The Visual Ecological Database (VEDA) will be an educational knowledge portal of broadcast quality visual materials targeted at the academic community, development professionals and the general public. It centres around Best Practice examples on how to restore ecosystems that have been damaged or destroyed. A comprehensive display of landscapes from around the world will help sharpen the user’s eye to detect different degradation types on a landscape-scale. At the same time it will provide evidence of well-designed sites that hold the visual-proof that more resilient future-landscapes can become widespread reality.
VEDA will be a unique, first-of-its-kind archive of edited clips sourced from more than 1,000 hours of HD-footage shot by John D. Liu and his team over the past 20 years. From freshwater wetlands to mountain grasslands, from subtropical broadleaf forests to the artic tundra, the database will include a globe-spanning variety of biomes that have been impacted by humans. Only when witnessing and truly recognizing dysfunction are we able to actively envision ecologically sound systems that are worth being restored. VEDA will raise awareness and present methods on how to bring improved resilience and greater functionality on a landscape-scale. Best practice examples range from farmland management with rotational grazing in Australia, to productive perennial food gardens in China, to awarded winning soil conservation methods in Turkey, all the way to wildlife habitat rehabilitation for the last remaining mountain gorillas in Rwanda, and holistic watershed management for North American megacities.
Visual animations and hyperlinked reference materials ranging from scientific analysis to hands-on manuals will enable different user groups to comprehensively understand and further communicate the restoration lessons from VEDA. The complete web-based portal will also incorporate downloads of all educational clips for further private use or dissemination in educational institutions such as universities or schools.

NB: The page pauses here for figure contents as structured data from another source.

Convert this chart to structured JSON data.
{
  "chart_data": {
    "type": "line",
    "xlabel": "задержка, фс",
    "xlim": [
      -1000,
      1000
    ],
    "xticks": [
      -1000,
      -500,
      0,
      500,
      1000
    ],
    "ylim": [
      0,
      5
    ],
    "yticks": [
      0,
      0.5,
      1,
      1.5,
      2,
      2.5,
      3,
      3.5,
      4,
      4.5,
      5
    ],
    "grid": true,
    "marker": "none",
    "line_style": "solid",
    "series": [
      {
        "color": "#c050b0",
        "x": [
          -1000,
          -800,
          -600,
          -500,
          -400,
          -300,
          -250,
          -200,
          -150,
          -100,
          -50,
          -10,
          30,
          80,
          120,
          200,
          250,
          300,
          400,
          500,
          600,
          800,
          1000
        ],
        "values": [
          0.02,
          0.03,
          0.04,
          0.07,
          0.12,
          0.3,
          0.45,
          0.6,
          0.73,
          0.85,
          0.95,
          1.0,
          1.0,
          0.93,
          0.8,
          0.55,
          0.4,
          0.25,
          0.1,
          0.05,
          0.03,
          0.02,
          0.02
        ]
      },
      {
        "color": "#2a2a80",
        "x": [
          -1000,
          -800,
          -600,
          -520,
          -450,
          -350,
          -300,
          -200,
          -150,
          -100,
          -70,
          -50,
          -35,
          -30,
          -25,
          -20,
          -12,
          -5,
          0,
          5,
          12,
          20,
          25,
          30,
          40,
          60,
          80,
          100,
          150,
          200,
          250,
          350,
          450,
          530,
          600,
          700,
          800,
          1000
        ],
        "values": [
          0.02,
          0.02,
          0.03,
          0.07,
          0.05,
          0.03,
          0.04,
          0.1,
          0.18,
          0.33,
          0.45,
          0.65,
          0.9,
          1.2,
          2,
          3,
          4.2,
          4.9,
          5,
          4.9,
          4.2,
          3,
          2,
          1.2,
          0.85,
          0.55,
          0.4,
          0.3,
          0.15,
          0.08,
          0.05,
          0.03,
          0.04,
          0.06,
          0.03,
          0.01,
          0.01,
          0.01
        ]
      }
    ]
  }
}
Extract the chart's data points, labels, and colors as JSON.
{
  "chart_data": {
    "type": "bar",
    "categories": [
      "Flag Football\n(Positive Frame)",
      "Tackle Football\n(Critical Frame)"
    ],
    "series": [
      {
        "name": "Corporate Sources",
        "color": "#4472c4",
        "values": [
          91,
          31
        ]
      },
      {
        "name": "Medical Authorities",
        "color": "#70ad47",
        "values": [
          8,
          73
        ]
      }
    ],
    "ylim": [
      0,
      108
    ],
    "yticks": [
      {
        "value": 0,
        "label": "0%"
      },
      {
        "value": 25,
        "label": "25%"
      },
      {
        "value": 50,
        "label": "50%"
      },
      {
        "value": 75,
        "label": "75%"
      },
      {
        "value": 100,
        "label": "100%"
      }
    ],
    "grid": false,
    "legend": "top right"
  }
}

The continuous addition of new clips and consistent archive updating from the latest findings on restoration initiatives across the globe will enable dynamic growth. Formal partnerships for additional content provision, revision, and evaluation have been establish with a number of Universities (Amsterdam, Bremen, Peking, Uppsala, Wageningen) as well as development institutions and organizations specialized in ecosystem restoration (IUCN, UNCCD, UNEP, SER & WOCAT). An editorial board, composed of scientists, lay people and development experts, will ensure unified content formats as well as help guarantee the highest scientific standards for all uploaded materials. Only after a systematic revision and review of contents will new lessons be added to the online platform.
In VEDA lies the potential to become the earth’s visual memory on ecosystems and biomes that once were and that we have lost within the last 150 years since the onset of the industrial revolution, the demographic explosion and the invention of photography. VEDA will display track record proven techniques of restoration and rehabilitation based on sound science and practical application. These methods and initiatives have transformed landscapes from bareness to functional diversity. VEDA will give a visionary outlook to a future that we are able to restore.